End-to-end ML pipeline predicting NBA game winners with 62.1% accuracy (2024 season) using gradient boosting and real-time data integration
(2024-2025 NBA Season and Playoffs)
Build an end-to-end machine learning pipeline to predict the winners of NBA games:
Constructed a modular system that uses:
Key innovations and technical achievements in this project
XGBoost and LightGBM with Optuna hyperparameter tuning for optimal performance and Scikit-learn to calibrate probabilities
Created engineered features such as win streaks, losing streaks, home/away streaks, rollling averages for various time periods, and head-to-head stats
Automated ETL pipeline with error handling, data validation, and daily NBA.com scraping
Cross-validation and test set evaluation using stratified K-Folds and time-series K-Folds along with SHAP for interpretability and comparing feature importances between train and validation sets
Neptune.ai integration for comprehensive experiment logging and model comparison
GitHub Actions CI/CD, Streamlit deployment with monitoring dashboard
Tools and frameworks used throughout the project lifecycle
Season Results (2024-2025 NBA Season and Playoffs)

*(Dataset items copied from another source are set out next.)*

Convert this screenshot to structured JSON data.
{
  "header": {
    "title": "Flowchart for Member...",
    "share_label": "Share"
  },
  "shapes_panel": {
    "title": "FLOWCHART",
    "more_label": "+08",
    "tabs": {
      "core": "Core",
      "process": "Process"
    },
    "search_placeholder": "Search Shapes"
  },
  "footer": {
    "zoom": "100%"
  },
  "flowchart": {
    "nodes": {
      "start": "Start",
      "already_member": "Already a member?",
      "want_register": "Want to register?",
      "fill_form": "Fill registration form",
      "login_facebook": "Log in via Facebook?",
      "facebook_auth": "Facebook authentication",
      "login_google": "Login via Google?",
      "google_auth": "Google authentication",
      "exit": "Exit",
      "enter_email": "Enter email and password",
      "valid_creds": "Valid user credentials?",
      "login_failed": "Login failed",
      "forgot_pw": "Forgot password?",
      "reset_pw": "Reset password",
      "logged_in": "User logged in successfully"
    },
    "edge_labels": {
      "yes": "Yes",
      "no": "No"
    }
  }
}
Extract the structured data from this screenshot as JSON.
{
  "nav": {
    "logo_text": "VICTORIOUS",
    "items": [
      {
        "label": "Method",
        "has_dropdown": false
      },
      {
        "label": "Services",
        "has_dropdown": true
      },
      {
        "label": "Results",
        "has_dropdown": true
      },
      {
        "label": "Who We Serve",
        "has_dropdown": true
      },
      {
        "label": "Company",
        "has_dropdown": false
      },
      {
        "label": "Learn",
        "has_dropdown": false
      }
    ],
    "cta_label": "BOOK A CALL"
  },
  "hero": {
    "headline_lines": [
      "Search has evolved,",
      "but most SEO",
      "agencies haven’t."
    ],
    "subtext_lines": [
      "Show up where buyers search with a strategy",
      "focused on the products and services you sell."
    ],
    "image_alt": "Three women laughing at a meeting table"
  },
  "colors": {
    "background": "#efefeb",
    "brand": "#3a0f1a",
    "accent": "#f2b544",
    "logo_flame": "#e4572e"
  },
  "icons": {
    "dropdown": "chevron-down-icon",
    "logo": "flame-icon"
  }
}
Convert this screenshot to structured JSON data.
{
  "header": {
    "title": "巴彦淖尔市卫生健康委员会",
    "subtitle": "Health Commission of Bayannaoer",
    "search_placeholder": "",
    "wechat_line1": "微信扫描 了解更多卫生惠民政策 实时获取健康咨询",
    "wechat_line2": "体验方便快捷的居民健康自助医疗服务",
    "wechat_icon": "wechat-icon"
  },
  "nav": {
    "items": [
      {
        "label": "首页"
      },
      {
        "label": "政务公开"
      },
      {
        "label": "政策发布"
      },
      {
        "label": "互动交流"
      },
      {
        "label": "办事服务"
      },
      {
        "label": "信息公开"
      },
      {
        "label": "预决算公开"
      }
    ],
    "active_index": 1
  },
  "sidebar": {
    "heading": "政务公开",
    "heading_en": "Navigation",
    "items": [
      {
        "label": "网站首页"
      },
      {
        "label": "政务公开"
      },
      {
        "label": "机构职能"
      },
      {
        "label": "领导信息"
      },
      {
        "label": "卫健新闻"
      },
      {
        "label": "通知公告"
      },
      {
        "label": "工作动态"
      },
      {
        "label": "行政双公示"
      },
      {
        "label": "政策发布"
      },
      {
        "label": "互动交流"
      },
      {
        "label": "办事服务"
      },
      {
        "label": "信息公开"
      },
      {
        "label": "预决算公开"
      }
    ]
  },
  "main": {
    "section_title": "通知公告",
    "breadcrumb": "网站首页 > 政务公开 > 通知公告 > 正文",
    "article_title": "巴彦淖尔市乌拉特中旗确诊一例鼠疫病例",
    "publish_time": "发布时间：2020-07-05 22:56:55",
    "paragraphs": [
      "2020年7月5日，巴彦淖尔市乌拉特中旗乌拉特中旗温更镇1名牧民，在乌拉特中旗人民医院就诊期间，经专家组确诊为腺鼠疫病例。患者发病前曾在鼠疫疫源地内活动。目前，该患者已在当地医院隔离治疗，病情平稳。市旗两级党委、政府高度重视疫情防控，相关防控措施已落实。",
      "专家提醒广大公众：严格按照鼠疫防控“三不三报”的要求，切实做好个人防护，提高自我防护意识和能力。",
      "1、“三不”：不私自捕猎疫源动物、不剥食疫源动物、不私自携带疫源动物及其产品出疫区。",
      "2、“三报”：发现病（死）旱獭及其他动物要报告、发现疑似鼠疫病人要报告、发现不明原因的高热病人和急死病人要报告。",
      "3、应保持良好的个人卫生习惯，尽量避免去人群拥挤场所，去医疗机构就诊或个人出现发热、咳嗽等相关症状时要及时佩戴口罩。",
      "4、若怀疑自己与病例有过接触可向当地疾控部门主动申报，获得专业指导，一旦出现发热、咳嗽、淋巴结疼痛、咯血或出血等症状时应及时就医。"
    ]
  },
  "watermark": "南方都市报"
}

(As you can see, the model has issues with playoffs. The 7 day rolling averages have bigger swings during playoffs as teams play each other multiple times in a short span. This is an area of improvement for future iterations of the model.)
This was my first big ML project and I learned a lot. So much in fact, that I am in the process of completely re-doing the project from scratch. I plan to write more about this at a certain point, but there are a couple of big takeaways.
My model had achieved an accuracy of 62.1% for the 2024 season. The baseline of "home team always wins" had an accuracy of 54.6%, but better models often achieve closer to 65%.
Last season, at least one expert at nflpickwatch.com achieved an accuracy of around 69.3%. Close to 100 got over 65%.
Third-party services like Hopsworks, Neptune, and Streamlit at times would just stop working. Sometimes they would start back on their own, and sometimes I had to create a workaround. I abandoned Hopsworks altogether, and for Streamlit, I had to create a "light" dashboard-only repo.
Feature engineering is the key to improving the performance of any ML model. More advanced statistics are available on the NBA.com website that will be scraped to aid in the feature engineering, and a better evaluation framework will be used to facilitate faster experimentation to figure out which features work best.
A finer-grained, OOP approach with abstract interfaces and dependency injection makes it easier to swap-out problematic components and to add new capabilities. Alternates and fallbacks can be more easily incorporated into the pipeline.